# Akade.IndexedSet
A convenient data structure supporting efficient in-memory indexing and querying, including range queries and fuzzy string matching. In a nutshell, it allows you to write LINQ-like queries without enumerating through the entire list. If you are currently completely enumerating through your data, expect huge speedups and much better scalability!
A sample showing different queries as you might want do for a report:
// typically, you would query this from the db
var data = new Purchase[] {
new(Id: 1, ProductId: 1, Amount: 1, UnitPrice: 5),
new(Id: 2, ProductId: 1, Amount: 2, UnitPrice: 5),
new(Id: 6, ProductId: 4, Amount: 3, UnitPrice: 12),
new(Id: 7, ProductId: 4, Amount: 8, UnitPrice: 10) // discounted price
};
IndexedSet<int, Purchase> set = data.ToIndexedSet(x => x.Id)
.WithIndex(x => x.ProductId)
.WithRangeIndex(x => x.Amount)
.WithRangeIndex(x => x.UnitPrice)
.WithRangeIndex(x => x.Amount * x.UnitPrice)
.WithIndex(x => (x.ProductId, x.UnitPrice))
.Build();
// efficient queries on configured indices
// in contrast to standard LINQ, they do not enumerate the entire list!
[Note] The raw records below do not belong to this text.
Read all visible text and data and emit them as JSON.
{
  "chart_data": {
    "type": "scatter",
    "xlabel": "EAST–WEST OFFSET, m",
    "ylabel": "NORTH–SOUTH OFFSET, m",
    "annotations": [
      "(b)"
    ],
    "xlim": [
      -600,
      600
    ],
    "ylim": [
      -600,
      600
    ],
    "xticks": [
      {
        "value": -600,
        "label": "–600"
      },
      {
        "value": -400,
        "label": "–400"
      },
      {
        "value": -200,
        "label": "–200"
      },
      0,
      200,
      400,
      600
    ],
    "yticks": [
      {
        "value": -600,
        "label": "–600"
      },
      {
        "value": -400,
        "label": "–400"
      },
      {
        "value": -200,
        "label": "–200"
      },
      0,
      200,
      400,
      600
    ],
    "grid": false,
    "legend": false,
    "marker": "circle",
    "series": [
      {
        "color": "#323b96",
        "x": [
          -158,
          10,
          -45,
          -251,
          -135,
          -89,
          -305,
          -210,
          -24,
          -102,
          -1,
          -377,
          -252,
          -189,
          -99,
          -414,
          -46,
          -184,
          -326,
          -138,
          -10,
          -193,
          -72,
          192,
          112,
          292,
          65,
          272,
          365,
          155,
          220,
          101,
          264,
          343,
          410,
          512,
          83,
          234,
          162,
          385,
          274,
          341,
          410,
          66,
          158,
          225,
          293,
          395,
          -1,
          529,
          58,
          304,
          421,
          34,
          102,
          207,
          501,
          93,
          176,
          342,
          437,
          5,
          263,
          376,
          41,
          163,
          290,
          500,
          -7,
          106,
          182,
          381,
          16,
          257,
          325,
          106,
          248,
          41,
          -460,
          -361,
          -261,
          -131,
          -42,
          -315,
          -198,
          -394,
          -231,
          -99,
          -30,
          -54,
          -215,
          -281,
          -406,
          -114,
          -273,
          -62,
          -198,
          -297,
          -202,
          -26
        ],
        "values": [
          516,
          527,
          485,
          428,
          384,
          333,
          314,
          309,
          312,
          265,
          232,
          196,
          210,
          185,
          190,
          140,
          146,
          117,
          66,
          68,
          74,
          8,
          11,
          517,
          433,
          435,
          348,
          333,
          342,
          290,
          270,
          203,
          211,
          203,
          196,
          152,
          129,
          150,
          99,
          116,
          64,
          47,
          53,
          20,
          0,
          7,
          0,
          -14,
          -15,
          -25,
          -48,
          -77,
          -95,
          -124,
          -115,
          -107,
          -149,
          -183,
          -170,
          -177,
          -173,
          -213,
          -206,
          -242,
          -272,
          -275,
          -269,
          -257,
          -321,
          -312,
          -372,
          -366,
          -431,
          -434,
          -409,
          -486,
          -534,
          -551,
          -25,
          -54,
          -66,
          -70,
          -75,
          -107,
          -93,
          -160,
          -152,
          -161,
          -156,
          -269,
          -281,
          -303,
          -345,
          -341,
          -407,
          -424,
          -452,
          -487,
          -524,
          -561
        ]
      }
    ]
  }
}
_ = set.Where(x => x.ProductId, 4);
_ = set.Range(x => x.Amount, 1, 3, inclusiveStart: true, inclusiveEnd: true);
_ = set.GreaterThanOrEqual(x => x.UnitPrice, 10);
_ = set.MaxBy(x => x.Amount * x.UnitPrice);
_ = set.Where(x => (x.ProductId, x.UnitPrice), (4, 10));
Below, you find runtime complexities. Benchmarks can be found here
Query | Unique-Index | NonUnique-Index | Range-Index |
---|---|---|---|
Single | ⚠ O(1) | ⚠ O(1) | ⚠ O(log n) |
Where | ✔ O(1) | ✔ O(m) | ✔ O(log n + m) |
Range | ❌ | ❌ | ✔ O(log n + m) |
< / <= | ❌ | ❌ | ✔ O(log n + m) |
> / >= | ❌ | ❌ | ✔ O(log n + m) |
OrderBy | ❌ | ❌ | ✔ O(m) |
Max/Min | ❌ | ❌ | ✔ O(1) |
Query | Prefix-Index | FullText-Index |
---|---|---|
StartWith | ✔ O(w+r) | ✔ O(w+r) |
Contains | ❌ | ✔ O(w+r) |
Fuzzy StartWith | ✔ O(w+D+r) | ✔ O(w+D+r) |
Fuzzy Contains | ❌ | ✔ O(w+D+r) |
ℹ FullText indices use a lot more memory than prefix indices and are more expensive to construct. Only use FullText indices if you really require it.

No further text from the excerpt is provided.